‘Christmas Tree, Oh Christmas Tree,’ Is the Tradition Here to Stay?

‘Christmas Tree, Oh Christmas Tree,’ Is the Tradition Here to Stay?

Daytona Everett

Buying a Christmas tree is a long-standing holiday tradition but some obstacles are causing hardships on tree farmers and sellers.

Verlyn Aerni owns a tree lot in Cathedral City and his son owns one in Palm Desert, both called Aerni Family Tree Lot. While some are moving away from buying real trees, the Aerni family is doing its best to keep the holiday tradition alive.

“The beauty of us is we go through the fields and we select out in the fields the trees that we want to take,” Verlyn said.

He got in to the business through his father-in-law and has trained his own family in the business ever since. Almost fifty years later and he’s still planting and selling trees.

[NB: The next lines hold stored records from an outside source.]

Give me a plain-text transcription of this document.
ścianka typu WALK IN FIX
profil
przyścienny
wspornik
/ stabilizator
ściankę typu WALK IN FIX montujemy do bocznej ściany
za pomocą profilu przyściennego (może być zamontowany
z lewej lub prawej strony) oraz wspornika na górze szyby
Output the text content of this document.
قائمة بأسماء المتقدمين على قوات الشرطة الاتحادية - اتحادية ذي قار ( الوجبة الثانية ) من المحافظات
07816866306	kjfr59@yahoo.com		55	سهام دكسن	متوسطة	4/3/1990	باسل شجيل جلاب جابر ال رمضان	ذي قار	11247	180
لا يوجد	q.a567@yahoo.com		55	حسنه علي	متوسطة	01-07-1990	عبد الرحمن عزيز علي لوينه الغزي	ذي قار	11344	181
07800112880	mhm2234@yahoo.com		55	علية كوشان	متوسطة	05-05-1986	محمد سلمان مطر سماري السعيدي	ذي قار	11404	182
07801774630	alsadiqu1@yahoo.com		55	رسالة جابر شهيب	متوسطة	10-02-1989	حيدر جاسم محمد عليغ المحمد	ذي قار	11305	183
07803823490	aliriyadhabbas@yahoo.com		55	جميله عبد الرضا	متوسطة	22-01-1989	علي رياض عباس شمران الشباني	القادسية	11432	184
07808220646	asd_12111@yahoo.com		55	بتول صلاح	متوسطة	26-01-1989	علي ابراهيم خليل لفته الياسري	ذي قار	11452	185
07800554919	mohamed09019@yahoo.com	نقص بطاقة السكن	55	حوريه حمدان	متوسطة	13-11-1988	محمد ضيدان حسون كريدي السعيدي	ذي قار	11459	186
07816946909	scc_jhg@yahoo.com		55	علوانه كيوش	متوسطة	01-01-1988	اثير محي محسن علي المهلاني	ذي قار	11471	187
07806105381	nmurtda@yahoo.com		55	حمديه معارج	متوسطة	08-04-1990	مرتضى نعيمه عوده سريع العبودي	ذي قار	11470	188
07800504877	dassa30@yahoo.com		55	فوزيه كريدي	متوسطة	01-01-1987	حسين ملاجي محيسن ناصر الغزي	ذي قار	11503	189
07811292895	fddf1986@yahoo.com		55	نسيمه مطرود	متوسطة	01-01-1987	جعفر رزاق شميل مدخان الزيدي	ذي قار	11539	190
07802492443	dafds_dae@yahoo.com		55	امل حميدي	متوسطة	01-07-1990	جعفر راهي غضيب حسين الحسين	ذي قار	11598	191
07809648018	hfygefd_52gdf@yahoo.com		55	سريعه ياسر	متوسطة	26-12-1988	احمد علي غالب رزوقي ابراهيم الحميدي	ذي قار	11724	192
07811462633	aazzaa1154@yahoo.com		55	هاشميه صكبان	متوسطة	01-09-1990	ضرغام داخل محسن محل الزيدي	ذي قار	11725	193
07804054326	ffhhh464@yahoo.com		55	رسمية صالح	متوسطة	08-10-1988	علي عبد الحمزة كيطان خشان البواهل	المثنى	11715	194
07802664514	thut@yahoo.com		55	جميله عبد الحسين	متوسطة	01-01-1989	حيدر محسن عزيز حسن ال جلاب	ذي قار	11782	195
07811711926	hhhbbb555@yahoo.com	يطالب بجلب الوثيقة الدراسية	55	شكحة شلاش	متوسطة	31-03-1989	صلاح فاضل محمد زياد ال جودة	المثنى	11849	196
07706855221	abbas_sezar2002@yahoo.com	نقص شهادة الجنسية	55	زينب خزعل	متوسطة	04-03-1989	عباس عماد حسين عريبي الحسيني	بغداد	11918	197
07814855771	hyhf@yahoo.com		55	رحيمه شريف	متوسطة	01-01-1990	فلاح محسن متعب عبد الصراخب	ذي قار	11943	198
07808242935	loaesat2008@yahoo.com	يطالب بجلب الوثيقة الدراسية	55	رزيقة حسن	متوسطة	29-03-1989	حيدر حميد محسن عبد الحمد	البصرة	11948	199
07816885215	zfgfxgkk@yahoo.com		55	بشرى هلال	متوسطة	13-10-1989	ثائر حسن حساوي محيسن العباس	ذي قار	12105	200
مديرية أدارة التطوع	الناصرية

“I only work around the people that I care about and that I love,” he said. “So that’s a big thing.”

It’s a hard business, Verlyn said, but it’s worth it because of the people. Unfortunately, just like any type of farming, it has its phases.

“They’re two years old when we plant them and the last two years we’re losing fifty to sixty percent of our babies,” he said. “We’ve had unusually warm, warm weather.”

Plus, bigger farms keep trying to buy the family’s smaller farm. Verlyn confirmed he’d never sell it and plans on handing everything over to his son, Spike, who would later hand it on to his son.

While some are buying artificial trees to be cost efficient, Verlyn is combating that by selling more affordable trees; ranging from $15 to $350.

“They’re always consistent, their trees are always pretty, very good service,” Ruth Rosa, a customer of ten years, said.

“I have good years and bad years, money-wise, but I always have a good year when I come down here even if I don’t make much money.”

In the future, Verlyn said there’s a possibility another lot will open in the Coachella Valley.